Starting next year, tourists at Angkor Wat will have to use a floating bridge to cross the moat that surrounds the world-famous temple as a five-year restoration project gets underway on the stone walkway that has served the monument for centuries.
The stone path remained open during the first phase of the restoration project between 1996 and 2007. But it will have to be shut down for the second phase, expected to begin early next year and finish in 2020, said Long Kosal, a spokesman for the Apsara Authority, the government body that manages Angkor Archaeological Park.
Angkor Wat, a representation of the mythical Mount Meru, is the park’s centerpiece, drawing in millions of tourists a year.
Mr. Kosal said the project was being led by Japan’s Sophia University, which is splitting the cost of the work with the Apsara Authority.
In the walkway’s stead, the hoards of daily visitors to the temple will make their way across the 200 meter-wide moat on a plastic bridge that will float on the water.
The spokesman said work on the floating bridge could begin by the end of the month and finish in May.
“It is plastic that can handle quite a lot of people and will let them cross back and forth just fine,” he said.

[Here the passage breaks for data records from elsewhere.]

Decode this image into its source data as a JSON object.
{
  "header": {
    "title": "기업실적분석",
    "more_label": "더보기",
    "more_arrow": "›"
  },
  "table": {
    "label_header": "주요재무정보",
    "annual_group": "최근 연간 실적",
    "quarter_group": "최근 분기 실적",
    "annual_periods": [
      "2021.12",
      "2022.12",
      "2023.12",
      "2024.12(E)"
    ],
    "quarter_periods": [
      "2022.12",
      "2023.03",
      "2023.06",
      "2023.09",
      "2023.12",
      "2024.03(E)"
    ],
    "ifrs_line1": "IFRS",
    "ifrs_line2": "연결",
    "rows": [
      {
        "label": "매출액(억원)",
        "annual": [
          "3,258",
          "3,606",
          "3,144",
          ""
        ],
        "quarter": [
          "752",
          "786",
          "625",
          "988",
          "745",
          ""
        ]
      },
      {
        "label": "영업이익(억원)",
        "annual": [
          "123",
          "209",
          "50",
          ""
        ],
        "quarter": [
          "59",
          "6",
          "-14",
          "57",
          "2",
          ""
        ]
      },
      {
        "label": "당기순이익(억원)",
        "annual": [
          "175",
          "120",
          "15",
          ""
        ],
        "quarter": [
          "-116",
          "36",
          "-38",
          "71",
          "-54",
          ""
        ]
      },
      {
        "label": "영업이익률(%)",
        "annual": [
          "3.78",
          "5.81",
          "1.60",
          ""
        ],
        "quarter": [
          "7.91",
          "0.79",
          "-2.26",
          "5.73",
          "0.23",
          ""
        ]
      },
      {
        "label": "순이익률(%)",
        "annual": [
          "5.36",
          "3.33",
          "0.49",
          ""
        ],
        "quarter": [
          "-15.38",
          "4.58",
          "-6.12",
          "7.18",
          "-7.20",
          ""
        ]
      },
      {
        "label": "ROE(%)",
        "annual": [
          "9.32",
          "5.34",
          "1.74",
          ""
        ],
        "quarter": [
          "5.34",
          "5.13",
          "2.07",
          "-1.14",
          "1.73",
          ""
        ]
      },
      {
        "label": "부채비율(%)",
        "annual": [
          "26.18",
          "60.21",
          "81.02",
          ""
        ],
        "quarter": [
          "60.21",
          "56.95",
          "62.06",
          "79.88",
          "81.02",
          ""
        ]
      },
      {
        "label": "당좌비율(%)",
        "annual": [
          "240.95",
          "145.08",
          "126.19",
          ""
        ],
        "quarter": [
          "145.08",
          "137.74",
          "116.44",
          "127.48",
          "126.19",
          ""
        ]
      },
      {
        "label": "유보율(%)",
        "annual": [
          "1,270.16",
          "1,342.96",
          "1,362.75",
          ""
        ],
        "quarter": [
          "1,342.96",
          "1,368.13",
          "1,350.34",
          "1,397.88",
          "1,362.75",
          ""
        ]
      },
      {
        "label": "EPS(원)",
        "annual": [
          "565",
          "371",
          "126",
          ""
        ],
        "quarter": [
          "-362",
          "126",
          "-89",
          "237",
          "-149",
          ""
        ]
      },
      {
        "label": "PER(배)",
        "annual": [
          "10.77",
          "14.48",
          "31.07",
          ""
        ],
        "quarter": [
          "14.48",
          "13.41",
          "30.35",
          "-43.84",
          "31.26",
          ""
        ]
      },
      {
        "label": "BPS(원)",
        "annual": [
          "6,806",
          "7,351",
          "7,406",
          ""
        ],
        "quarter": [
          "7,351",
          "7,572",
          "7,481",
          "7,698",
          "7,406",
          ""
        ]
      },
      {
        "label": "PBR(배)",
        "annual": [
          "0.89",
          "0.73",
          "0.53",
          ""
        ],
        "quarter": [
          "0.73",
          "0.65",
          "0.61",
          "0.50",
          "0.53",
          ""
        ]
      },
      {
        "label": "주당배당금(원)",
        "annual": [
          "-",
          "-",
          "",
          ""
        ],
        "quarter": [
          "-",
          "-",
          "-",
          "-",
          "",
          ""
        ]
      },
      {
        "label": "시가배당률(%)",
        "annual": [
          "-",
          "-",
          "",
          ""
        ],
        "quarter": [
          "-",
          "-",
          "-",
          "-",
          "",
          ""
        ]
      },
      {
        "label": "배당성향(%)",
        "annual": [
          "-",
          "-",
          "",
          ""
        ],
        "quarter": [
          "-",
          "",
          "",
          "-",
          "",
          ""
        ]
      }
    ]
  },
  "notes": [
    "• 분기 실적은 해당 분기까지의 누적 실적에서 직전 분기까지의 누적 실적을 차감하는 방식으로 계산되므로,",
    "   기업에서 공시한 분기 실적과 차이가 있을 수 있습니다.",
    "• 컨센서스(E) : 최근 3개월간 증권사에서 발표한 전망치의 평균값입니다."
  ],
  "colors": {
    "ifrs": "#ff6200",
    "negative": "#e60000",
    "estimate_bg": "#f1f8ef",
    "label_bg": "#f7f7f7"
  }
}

“We have checked and studied and there will be no problems that could affect the tourists; we even considered the beauty,” he added. “Previously, we have seen that tourists would pose for pictures on the stone bridge, and they will be able to pose for pictures on this temporary bridge too.”
Mr. Kosal said the Apsara Authority was paying for the floating bridge itself, though he did not know how much it—or the restoration of the stone walkway—would cost.
Chau Sun Kerya, a spokeswoman for the authority, said Cambodia’s contribution to the restoration would mainly come through in-kind support from laborers and technical experts.
The walkway was last restored by the French in the 1960s.